Final project for ECON 326. My collaborators on this project (alphabetically) were Bryn Griffiths, Raven Kirkwood, and Aleena Sharma.
We study Canadian and American coronavirus data to test two hypotheses:
-
The
R_0
for Canada falls within the interval [2.06-2.52]. (This number comes from a Zhang et al analysis on the Diamond Princess outbreak.) -
Canada "responded better" to the pandemic than the US, since the WHO declared a pandemic. (We quantify this by looking at the reduction in
R_0
over the two regimes.)
For (1), we use a simple linear autoregression x_{t+5} = R_0 x_t + e
, and examine it afterwords for serial correlation effects (since, e.g., the datapoint (x_0, x_5)
and the point (x_5, x_10)
are correlated through their shared dependence on x_5
).
For (2), we test a hypothesis on the quantity D_canada - D_US
, where D_X
is the difference in R_0
values for the pre- and post-pandemic regimes for country X.
The data itself is a transformed version of the JHU COVID tracker, frozen April 6th.

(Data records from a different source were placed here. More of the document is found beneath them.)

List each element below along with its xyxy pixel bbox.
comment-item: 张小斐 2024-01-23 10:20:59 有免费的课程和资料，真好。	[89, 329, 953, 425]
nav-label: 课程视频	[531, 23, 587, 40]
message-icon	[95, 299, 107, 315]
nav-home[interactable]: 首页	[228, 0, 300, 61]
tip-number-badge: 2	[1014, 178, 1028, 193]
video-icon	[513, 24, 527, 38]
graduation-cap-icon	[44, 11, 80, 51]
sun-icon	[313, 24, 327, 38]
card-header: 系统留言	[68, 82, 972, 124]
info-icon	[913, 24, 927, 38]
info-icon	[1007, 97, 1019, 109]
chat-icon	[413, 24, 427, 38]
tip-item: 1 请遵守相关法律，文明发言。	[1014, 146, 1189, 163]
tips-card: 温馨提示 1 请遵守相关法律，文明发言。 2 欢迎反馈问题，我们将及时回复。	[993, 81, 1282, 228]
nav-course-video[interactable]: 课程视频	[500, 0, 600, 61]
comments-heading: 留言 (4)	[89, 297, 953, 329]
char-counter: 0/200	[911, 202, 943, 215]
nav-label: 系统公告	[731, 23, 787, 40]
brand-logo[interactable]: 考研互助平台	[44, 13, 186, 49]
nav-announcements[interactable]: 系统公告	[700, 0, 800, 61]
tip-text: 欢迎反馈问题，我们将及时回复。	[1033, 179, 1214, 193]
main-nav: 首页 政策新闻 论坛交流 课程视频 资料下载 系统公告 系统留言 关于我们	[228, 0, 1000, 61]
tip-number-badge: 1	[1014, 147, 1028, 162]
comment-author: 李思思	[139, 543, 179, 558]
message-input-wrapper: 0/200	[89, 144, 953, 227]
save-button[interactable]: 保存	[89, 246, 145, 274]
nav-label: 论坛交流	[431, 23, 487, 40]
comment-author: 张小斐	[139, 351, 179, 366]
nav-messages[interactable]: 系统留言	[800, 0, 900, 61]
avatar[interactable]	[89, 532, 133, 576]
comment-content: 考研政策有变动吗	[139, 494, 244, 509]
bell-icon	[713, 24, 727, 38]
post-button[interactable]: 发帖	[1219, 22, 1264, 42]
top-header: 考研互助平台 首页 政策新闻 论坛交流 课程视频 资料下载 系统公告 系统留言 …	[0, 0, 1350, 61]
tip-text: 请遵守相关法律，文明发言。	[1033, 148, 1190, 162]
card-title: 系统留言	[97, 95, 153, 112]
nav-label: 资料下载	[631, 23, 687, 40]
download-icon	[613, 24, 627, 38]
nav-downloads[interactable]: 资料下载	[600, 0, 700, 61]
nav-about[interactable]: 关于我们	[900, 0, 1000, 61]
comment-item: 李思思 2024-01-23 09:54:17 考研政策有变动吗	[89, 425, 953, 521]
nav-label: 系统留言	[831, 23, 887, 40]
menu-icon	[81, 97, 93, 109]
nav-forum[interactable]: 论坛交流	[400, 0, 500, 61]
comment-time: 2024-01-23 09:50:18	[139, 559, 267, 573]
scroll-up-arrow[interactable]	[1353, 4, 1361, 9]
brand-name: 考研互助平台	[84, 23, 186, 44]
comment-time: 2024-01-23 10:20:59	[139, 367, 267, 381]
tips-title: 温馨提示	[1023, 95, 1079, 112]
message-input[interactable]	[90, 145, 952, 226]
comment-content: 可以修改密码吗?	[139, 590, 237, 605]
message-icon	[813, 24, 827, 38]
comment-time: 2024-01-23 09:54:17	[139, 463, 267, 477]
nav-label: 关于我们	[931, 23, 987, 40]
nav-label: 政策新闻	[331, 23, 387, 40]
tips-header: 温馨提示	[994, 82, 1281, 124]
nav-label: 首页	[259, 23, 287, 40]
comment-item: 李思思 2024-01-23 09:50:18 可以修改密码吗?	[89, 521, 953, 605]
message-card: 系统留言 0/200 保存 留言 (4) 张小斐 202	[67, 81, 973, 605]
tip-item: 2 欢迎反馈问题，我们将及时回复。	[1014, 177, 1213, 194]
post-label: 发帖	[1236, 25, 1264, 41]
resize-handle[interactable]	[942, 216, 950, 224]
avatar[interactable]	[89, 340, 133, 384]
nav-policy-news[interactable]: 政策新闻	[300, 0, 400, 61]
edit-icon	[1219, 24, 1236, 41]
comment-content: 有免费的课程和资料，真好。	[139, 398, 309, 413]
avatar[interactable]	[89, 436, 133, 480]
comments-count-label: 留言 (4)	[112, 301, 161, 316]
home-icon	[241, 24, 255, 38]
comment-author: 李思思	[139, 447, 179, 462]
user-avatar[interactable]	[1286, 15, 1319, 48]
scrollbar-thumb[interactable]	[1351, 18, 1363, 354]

The source repo is available here (commit c8d69b5
). It's a time-series (JSON format) of relevant information by country and day. For ex:
"Thailand": [
{
"date": "2020-1-22",
"confirmed": 2,
"deaths": 0,
"recovered": 0
},
{
"date": "2020-1-23",
"confirmed": 3,
"deaths": 0,
"recovered": 0
},
...
Data is cumulative, and is updated thrice daily from the "official" JHU tallies here.